Let’s say that Olga and Ivan did get married, and Ivan is a US citizen, but he refuses to sponsor Olga. In addition, he is abusive verbally and physically, he threatens Olga with deportation, he drinks, he is not a nice guy… What can Olga do now? Olga can sponsor herself, without Ivan’s “help” if she can qualify for VAWA benefits. When one files for VAWA benefits (which are available for men as well), he/she does not need to worry about the gap in their status or unlawful presence. In fact, even if Olga was not inspected and admitted (she “crossed the border”), she would still qualify for VAWA benefits...

But what if Olga and Ivan just live together? The couple never married… In fact, Ivan, as it turned out does not have a legal status at all: he lied to Olga when told her he was a green card holder... He has no status, also is abusive, and Olga even had to call 911 and complain about domestic violence. If Olga became a victim of domestic violence, regardless of Ivan’s status or the fact that the couple never got married, Olga may qualify for a U visa benefits. When one files for a U visa, they are also forgiven for visa overstay, work without authorization, for “illegal” entry if they had one, and, at times, even for fraud...

Time passes, Olga and Ivan split without ever getting married. But Olga found out she is pregnant. She gives birth to a beautiful baby, but Olga still is without status... Can a US citizen baby help Olga to get a green card? Not directly. Only if Olga is placed in removal or immigration court proceedings, and can prove that 10 years passed since her entry, and that her baby will suffer extreme hardship in case of her removal, Olga will be able to stay in the US and qualify for a green card (some other conditions must be met as well). But wait, Olga was abused: she may also try a VAWA cancellation of removal, in certain situation... but this relief is available only to those in removal proceedings...

What if Olga never met Ivan. She is single. All she has is her job? Her employer loves Olga for her hard work and punctuality, and is willing to sponsor her. Can Olga’s employer help her to get a green card? Well, if Olga entered the US in a B1/B2 status, then no: since after the expiration of her status, Olga accumulated more than 180/360 days. Olga will not be able to get a green card in the US due to the law prohibiting adjustment of status of employer-sponsored individuals if they have a gap in their status for more than 180 days. But Olga also cannot qualify for an I 601A waiver and get a US immigrant visa overseas: she is single, and does not have a qualifying relative (a green card holder or US citizen spouse or parent). However, Olga came for a consultation to an attorney. An attorney looked at Olga’s passport and discovered that she entered the US on a J1 visa and was admitted in a J1 status (Work and Travel program). An attorney discovered that overstay of a J1 visa (and also, for example F1 visa) does not cause accumulation of unlawful presence. As such, even though Olga cannot get a visa in the US based on the employment petition approved for her, she can leave the US and get a visa at a US consulate, and does not need a waiver for unlawful presence: she has none!

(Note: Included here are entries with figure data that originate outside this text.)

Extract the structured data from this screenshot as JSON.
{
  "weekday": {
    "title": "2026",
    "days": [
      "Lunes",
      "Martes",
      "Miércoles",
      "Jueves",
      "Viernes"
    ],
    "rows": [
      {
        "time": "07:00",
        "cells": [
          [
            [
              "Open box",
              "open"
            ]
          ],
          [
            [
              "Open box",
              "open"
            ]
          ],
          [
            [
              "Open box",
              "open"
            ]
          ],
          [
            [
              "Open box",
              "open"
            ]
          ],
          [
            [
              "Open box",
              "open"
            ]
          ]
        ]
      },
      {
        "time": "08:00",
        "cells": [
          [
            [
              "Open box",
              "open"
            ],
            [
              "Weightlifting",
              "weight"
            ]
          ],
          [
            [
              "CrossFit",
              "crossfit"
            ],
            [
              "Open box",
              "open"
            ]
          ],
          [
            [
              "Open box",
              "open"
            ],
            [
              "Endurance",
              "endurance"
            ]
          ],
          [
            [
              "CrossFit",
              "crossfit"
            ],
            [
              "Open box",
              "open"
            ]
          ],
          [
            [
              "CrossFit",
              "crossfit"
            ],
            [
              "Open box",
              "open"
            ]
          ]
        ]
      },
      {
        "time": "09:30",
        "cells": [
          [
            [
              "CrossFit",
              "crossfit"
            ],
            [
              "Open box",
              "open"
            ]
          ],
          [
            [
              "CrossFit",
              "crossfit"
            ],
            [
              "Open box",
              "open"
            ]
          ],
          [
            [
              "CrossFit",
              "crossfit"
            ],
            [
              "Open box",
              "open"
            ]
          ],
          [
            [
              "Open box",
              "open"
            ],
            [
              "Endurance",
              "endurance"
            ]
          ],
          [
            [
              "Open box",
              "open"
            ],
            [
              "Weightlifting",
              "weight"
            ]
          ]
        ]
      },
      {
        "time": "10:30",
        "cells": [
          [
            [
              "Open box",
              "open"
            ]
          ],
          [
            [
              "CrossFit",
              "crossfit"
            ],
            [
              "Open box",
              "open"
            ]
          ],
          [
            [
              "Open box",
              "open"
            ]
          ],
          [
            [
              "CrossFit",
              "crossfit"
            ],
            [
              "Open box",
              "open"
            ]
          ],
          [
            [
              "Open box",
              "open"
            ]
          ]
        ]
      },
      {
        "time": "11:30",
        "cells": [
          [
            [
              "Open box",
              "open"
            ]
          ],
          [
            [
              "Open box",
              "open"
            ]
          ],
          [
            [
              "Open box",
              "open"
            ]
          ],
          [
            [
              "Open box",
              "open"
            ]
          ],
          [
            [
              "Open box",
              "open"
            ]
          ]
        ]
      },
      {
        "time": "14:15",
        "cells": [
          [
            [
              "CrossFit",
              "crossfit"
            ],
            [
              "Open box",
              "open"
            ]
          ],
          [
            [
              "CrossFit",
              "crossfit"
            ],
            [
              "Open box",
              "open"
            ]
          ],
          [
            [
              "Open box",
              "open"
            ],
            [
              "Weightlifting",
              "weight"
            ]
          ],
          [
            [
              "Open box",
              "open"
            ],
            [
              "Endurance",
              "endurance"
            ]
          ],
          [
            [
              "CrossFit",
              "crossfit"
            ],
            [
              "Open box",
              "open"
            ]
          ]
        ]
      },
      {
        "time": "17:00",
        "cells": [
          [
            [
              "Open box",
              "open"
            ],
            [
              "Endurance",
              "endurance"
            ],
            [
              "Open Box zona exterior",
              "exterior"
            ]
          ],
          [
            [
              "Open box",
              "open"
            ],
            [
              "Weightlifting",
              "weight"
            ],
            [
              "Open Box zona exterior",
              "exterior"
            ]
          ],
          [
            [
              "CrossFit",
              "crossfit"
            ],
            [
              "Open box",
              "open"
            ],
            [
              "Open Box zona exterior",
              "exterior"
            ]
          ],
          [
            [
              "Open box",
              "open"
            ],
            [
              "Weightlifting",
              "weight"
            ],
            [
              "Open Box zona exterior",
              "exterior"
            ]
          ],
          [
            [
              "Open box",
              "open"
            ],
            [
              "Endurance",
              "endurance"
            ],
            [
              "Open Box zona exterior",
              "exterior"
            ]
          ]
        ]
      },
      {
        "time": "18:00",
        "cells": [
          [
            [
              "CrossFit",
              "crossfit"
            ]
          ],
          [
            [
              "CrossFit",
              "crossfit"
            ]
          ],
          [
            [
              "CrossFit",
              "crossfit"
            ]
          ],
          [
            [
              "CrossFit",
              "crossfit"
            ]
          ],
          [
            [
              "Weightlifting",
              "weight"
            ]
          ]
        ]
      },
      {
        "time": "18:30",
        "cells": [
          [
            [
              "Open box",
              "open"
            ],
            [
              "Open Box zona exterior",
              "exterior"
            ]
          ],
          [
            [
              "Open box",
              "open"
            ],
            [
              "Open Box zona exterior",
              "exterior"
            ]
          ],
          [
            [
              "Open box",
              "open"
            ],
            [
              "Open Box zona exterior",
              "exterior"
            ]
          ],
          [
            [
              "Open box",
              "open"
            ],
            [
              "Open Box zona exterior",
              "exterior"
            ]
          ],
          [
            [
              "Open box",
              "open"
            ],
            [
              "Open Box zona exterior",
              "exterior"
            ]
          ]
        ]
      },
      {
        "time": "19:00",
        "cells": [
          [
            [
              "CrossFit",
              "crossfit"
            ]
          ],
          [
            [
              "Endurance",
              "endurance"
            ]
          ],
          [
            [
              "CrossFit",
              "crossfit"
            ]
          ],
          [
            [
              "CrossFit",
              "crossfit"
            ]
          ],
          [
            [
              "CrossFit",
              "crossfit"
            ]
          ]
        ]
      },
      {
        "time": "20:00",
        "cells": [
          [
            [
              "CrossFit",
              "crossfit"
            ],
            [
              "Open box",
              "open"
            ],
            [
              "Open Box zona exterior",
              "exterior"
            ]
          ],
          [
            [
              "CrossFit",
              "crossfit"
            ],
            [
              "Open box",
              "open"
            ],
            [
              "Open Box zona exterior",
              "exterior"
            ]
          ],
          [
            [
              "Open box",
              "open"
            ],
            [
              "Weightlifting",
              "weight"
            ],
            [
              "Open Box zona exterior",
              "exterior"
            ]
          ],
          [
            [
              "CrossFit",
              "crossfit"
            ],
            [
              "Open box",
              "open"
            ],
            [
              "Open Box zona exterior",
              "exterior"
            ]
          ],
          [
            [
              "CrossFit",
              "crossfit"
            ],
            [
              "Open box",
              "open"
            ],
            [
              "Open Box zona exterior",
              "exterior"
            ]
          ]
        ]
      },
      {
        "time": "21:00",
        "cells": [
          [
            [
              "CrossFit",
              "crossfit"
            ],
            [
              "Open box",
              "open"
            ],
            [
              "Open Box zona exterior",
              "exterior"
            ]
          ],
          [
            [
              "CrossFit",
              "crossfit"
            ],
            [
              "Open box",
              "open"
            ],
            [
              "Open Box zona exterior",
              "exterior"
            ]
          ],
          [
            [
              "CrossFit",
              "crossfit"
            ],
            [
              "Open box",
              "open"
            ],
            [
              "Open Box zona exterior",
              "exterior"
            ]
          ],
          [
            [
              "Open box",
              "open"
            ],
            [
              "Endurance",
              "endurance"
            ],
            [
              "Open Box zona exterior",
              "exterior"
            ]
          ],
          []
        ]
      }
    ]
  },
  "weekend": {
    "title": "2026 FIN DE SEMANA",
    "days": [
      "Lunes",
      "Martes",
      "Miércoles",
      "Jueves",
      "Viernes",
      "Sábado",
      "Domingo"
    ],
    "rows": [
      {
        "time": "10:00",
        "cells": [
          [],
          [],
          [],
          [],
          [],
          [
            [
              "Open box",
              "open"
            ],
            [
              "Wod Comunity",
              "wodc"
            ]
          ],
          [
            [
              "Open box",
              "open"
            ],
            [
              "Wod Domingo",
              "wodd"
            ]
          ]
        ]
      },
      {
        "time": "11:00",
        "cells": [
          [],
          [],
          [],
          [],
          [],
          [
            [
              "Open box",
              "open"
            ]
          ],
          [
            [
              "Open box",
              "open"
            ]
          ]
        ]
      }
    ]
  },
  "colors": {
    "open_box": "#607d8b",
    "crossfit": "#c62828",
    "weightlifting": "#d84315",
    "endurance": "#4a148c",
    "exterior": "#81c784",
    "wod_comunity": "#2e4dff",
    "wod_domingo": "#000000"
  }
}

Finally, let’s change this situation a little bit: Olga stayed in the US on F1 visa for a year or so. While Olga was still in valid status, an employer started the sponsoring process for her, but the process was finished when Olga fell out of status. Now, Olga is ready to file a green card, but she is without status. Will she be able to adjust her status to lawful permanent resident? Yes, but only if the time between Olga’s lapse of status and the day when she files for adjustment of status is less than 180 days…or Olga can prove that her failure to maintain her lawful non-immigrant status was due to no fault of her own. Here, some people who managed to file their asylum applications while still in lawful non-immigrant status may argue that they should qualify for adjustment of status based precisely on this exception, even if their affirmative asylum has been pending for years after the expiration of their lawful non-immigrant status under Matter Of L-K 23 I&N Dec. 677 (BIA 2004).